La société civile cherche à renouveler le processus de sélection des médiateurs

Le Réseau des femmes du Kosovo, le Groupe d'études juridiques et politiques, l'Institut de justice du Kosovo et l'Institut Kypred, par le biais d'un communiqué de presse, ont cherché à renouveler le processus sélectif des médiateurs conformément au mémorandum signé entre le Parlement britannique et l'ambassade. “Nous, organisations minimisées, réaffirmons notre attitude envers le processus [...]
Le Réseau des femmes du Kosovo, le Groupe d'études juridiques et politiques, l'Institut de justice du Kosovo et l'Institut Kypred, par le biais d'un communiqué de presse, ont cherché à renouveler le processus sélectif des médiateurs conformément au mémorandum signé entre le Parlement britannique et l'ambassade.
“Nous, les organisations sous-estimées, réaffirmons notre attitude à l'égard du processus sélectif de médiateur organisé par le jury de notation créé par la Commission parlementaire des droits de l'homme. Comme certains d'entre nous ont suivi directement un tel processus, nous avons relevé de graves problèmes en termes de transparence, de respect du principe du mérite et de légitimité de la mise en oeuvre de critères sélectifs”, ce communiqué est dit.
Ces organisations ont également énuméré les problèmes auxquels ce processus a été associé.

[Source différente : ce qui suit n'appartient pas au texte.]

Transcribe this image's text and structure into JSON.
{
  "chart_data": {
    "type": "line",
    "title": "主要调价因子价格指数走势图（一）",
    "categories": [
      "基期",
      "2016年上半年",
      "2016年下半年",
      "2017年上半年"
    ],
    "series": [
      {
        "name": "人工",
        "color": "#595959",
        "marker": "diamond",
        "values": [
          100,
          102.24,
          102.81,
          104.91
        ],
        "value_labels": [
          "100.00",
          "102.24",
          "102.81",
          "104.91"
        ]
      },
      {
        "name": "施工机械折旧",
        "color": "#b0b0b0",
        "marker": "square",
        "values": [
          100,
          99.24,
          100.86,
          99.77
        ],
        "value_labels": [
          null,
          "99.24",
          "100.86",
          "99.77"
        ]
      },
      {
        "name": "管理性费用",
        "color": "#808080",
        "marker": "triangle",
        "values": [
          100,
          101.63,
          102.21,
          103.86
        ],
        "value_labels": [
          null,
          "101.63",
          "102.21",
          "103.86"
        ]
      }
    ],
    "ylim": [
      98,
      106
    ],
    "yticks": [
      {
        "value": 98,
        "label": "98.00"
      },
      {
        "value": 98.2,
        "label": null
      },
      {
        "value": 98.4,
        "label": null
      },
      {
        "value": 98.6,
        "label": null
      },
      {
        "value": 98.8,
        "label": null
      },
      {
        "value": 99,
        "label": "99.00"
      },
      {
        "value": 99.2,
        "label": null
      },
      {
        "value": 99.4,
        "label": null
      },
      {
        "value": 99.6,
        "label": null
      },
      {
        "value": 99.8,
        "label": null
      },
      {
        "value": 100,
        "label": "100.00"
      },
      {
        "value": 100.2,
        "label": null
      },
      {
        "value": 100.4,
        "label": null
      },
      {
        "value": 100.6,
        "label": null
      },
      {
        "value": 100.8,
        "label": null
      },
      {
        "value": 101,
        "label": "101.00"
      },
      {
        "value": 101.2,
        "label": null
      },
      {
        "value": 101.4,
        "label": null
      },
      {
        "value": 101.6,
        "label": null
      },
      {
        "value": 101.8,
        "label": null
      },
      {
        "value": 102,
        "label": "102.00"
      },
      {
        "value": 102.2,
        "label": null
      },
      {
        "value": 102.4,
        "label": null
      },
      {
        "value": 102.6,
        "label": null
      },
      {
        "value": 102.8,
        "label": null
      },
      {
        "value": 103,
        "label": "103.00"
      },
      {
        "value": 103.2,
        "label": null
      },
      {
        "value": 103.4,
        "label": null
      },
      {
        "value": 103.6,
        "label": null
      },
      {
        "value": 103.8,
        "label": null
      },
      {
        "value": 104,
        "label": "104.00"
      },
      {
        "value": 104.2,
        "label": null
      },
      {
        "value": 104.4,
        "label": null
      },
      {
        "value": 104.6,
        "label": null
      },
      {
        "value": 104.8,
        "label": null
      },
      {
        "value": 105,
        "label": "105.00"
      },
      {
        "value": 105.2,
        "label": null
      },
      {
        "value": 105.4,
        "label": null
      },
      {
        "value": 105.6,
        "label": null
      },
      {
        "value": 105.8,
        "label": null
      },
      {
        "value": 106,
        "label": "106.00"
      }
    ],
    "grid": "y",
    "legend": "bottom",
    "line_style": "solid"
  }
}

A) Le processus sélectif d'ombudsman est défini par la loi et soumis aux principes de transparence et de mérite des candidats en compétition. Le comité d'évaluation a fait de sérieuses concessions en matière de méthodologie appliquée pour évaluer le crédit des candidats. La formation d'un entretien formel, avec plusieurs questions très générales, qui ne tiennent pas compte du passé professionnel des candidats, et avec une insistance d'évaluation du parti, a été à la tête de l'entretien avec les candidats organisé par le jury de notation. Ce dernier n'a même pas saisi l'occasion pour expliquer aux organisations de la société civile quels critères un processus sélectif a mis en œuvre, et comment il est possible qu'un entretien formel avec des questions qui sont entièrement dans le discrédit du jugement politique des députés du panel soit la détermination de la liste finale des élus.
Le jury de notation a fait preuve d'un sérieux manque de transparence. Il a exempté les observateurs de la société civile de la partie de la réunion où la note des candidats devait être obtenue, et par conséquent la transparence de l'évaluation selon les critères pour chaque candidat a été complètement refusée. Une telle exception est sans précédent dans la pratique de l'assemblée. De plus, le jury d'appréciation continue de tenir la liste des candidats et de maintenir des points accompagnés d'un raisonnement pour chaque candidat. Le jury a refusé d'expliquer à la communauté de surveillance pourquoi les candidats ont été évalués de cette façon, et ce qui a fait que beaucoup d'excellents candidats n'ont même pas inscrit la liste des trois premiers candidats.
C) Le groupe d'évaluation a violé le Mémorandum de coopération entre l'Assemblée du Kosovo et l'ambassade du Royaume-Uni, qui prévoit que l'évaluation des candidats au poste de médiateur soit fondée sur les points que les experts britanniques ont engagés par l'ambassade. Un tel dépassement du Mémorandum est un fait judiciaire suffisant qui rend raisonnable de répéter le processus.
C'est pourquoi nous, organisations, exigeons de la Commission parlementaire des droits de l'homme qu'elle répète le processus d'évaluation des candidats au poste de médiateur et que ce processus se développe conformément au mémorandum signé avec l'ambassade britannique. Nous cherchons également à obtenir une transparence totale, à rendre compte de l'évaluation effectuée et à appliquer pleinement le principe du mérite dans le processus de sélection”, conclut le communiqué.